Patricia Sharkey of the conservation group outlined plans to erect dozens of wind turbines near Glenties and Gweebarra Bay, and spoke of the ill-health effects the group believes turbines cause. She called Donegal’s hills “wholly unsuitable” for wind farms, claiming that the excavation of peat mountains would release more carbon dioxide into the air than the turbines would offset.
Ms. Sharkey said that objections to plans by Straboy Wind Energy Ltd to erect 38 wind turbines at Derkbeg Hill outside Glenties must be lodged with the Donegal County Council in Dungloe by Aug 15, and objections to plans by PJ Molloy to erect 19 turbines at Mully/Graffy, north-east of Glenties, must be submitted to the council by Aug. 22. Submissions must be accompanied by a 20 euro fee, Ms. Sharkey said.
The meeting drew people from 51 townlands in the area, as well as owners of local holiday homes who live in Sligo, Dublin, Derry, Antrim, Tyrone, Italy, France, Germany and the United States.
The campaigners, who oppose plans for the wind farms, an ESB/Eirgrid high-voltage wire planned for 102 kilometres of rural Donegal and mining licenses recently granted for the Gweebarra area, are forming a committee this week to continue their campaign.
Labour Cllr. Frank McBrearty Jr., who attended both meetings the conservation group has held in Lettermacaward in recent weeks, said he has been impressed with the size of the protest.
“I’m very impressed with the fact that it is growing,” Cllr. McBrearty said. “It’s gaining momentum.” He said he visited one of the sites where a wind farm is proposed. “I’m alarmed to say the least,” he said, adding that the county had to protect its landscape and its tourism industry, “but more important we have to protect the environment, too.”
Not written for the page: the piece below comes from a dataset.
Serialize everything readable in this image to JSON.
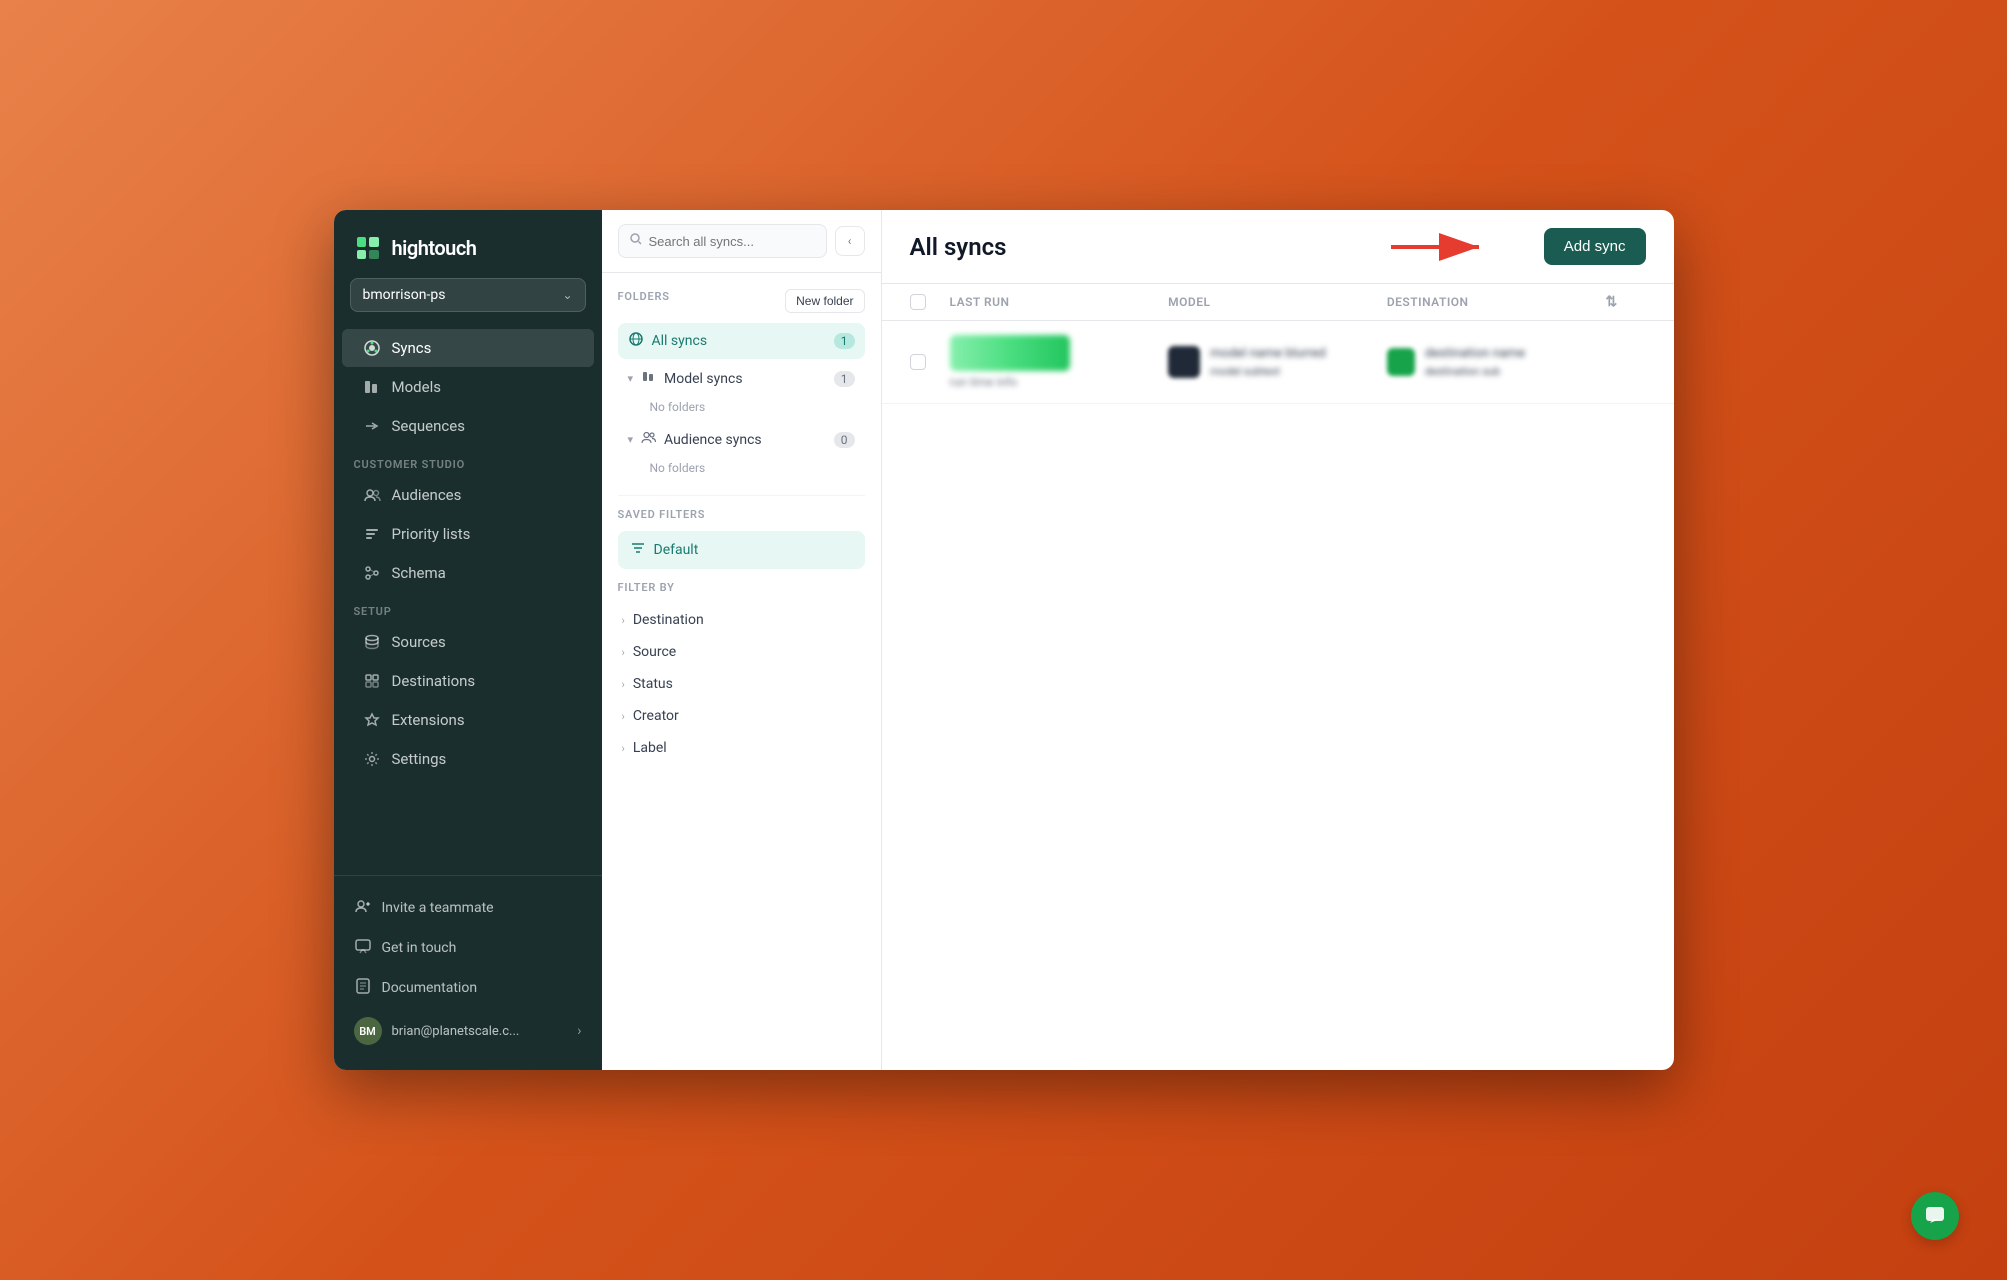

The Department of Communications, Energy and Natural Resources has rejected the conservation group’s claims that a mining company was drilling in the Rosses in order to report on the area’s suitability for a hydro-electric scheme.
Last week the conservation group claimed that Mytilus Minerals Ltd., the company granted prospecting licenses for townlands around Gweebarra Bay, was drilling to prepare a report for the department on the area’s suitability for the scheme.
But late last week a department spokesperson said they had no information about investigations in relation to suitability for hydro-electric schemes” by the mining company. The spokesperson called it “very unlikely” that Mytilus was working on anything other than their prospecting as licensed.